COVID-19 mRNA vaccine could help people with cancer live longer, study finds

Tags: COVID-19, mRNA, vaccine, cancer

Here’s a careful fact‑check of the 9News article you linked, against the underlying peer‑reviewed study and other reputable reporting.

Article: 9News Australia — “COVID‑19 mRNA vaccine could help people with cancer live longer, study finds” (23 Oct 2025).
Primary study: Nature — “SARS‑CoV‑2 mRNA vaccines sensitize tumours to immune checkpoint blockade” (published 22 Oct 2025; DOI: 10.1038/s41586‑025‑09655‑y). [9news.com.au] [nature.com]


1) Core claim: “mRNA COVID vaccines could help cancer patients live longer”

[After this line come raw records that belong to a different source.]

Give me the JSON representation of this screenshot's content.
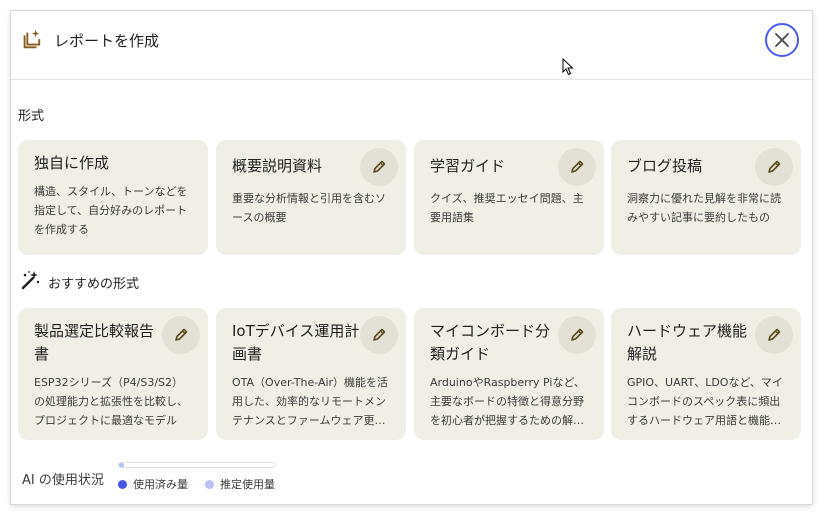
{
  "dialog": {
    "title": "レポートを作成",
    "icon": "report-spark-icon",
    "close_icon": "close-icon"
  },
  "formats": {
    "label": "形式",
    "cards": [
      {
        "title": "独自に作成",
        "desc": "構造、スタイル、トーンなどを指定して、自分好みのレポートを作成する",
        "editable": false
      },
      {
        "title": "概要説明資料",
        "desc": "重要な分析情報と引用を含むソースの概要",
        "editable": true
      },
      {
        "title": "学習ガイド",
        "desc": "クイズ、推奨エッセイ問題、主要用語集",
        "editable": true
      },
      {
        "title": "ブログ投稿",
        "desc": "洞察力に優れた見解を非常に読みやすい記事に要約したもの",
        "editable": true
      }
    ]
  },
  "recommended": {
    "label": "おすすめの形式",
    "icon": "magic-wand-icon",
    "cards": [
      {
        "title": "製品選定比較報告書",
        "desc": "ESP32シリーズ（P4/S3/S2）の処理能力と拡張性を比較し、プロジェクトに最適なモデルを…"
      },
      {
        "title": "IoTデバイス運用計画書",
        "desc": "OTA（Over-The-Air）機能を活用した、効率的なリモートメンテナンスとファームウェア更…"
      },
      {
        "title": "マイコンボード分類ガイド",
        "desc": "ArduinoやRaspberry Piなど、主要なボードの特徴と得意分野を初心者が把握するための解…"
      },
      {
        "title": "ハードウェア機能解説",
        "desc": "GPIO、UART、LDOなど、マイコンボードのスペック表に頻出するハードウェア用語と機能…"
      }
    ]
  },
  "usage": {
    "label": "AI の使用状況",
    "used_fraction": 0.03,
    "legend": [
      {
        "label": "使用済み量",
        "color": "#4355e6"
      },
      {
        "label": "推定使用量",
        "color": "#b9c1f3"
      }
    ]
  }
}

Mostly accurate, with big caveats

The Nature paper reports that among people with advanced non‑small cell lung cancer (NSCLC) or metastatic melanoma receiving immune checkpoint inhibitors (ICIs), those who got an mRNA COVID vaccine within ~100 days of starting ICI had better overall survival than those who did not.
The key caveat: these are retrospective observational cohorts, not randomized trials—so they show association, not proof that vaccination caused longer survival. [nature.com], [sciencenews.org]

What 9News gets right: It frames the finding as something the vaccine “could” do and notes that further trials are required, which is consistent with the study’s own framing and independent commentary. [9news.com.au], [sciencenews.org]


2) Mechanism claim: “by helping the immune system fight tumours”

Supported (as a plausible mechanism)

The Nature study provides mechanistic evidence (including preclinical models) suggesting that SARS‑CoV‑2 mRNA vaccines can act as potent immune stimulators, driving type‑I interferon signaling and immune activation that can sensitize ‘cold’ tumours to checkpoint blockade (ICI therapy).
MD Anderson’s research summary similarly describes the vaccines as an immune “alarm” that may reprogram immune responses in ways that can synergize with ICIs. [nature.com], [mdanderson.org] [mdanderson.org], [sciencenews.org]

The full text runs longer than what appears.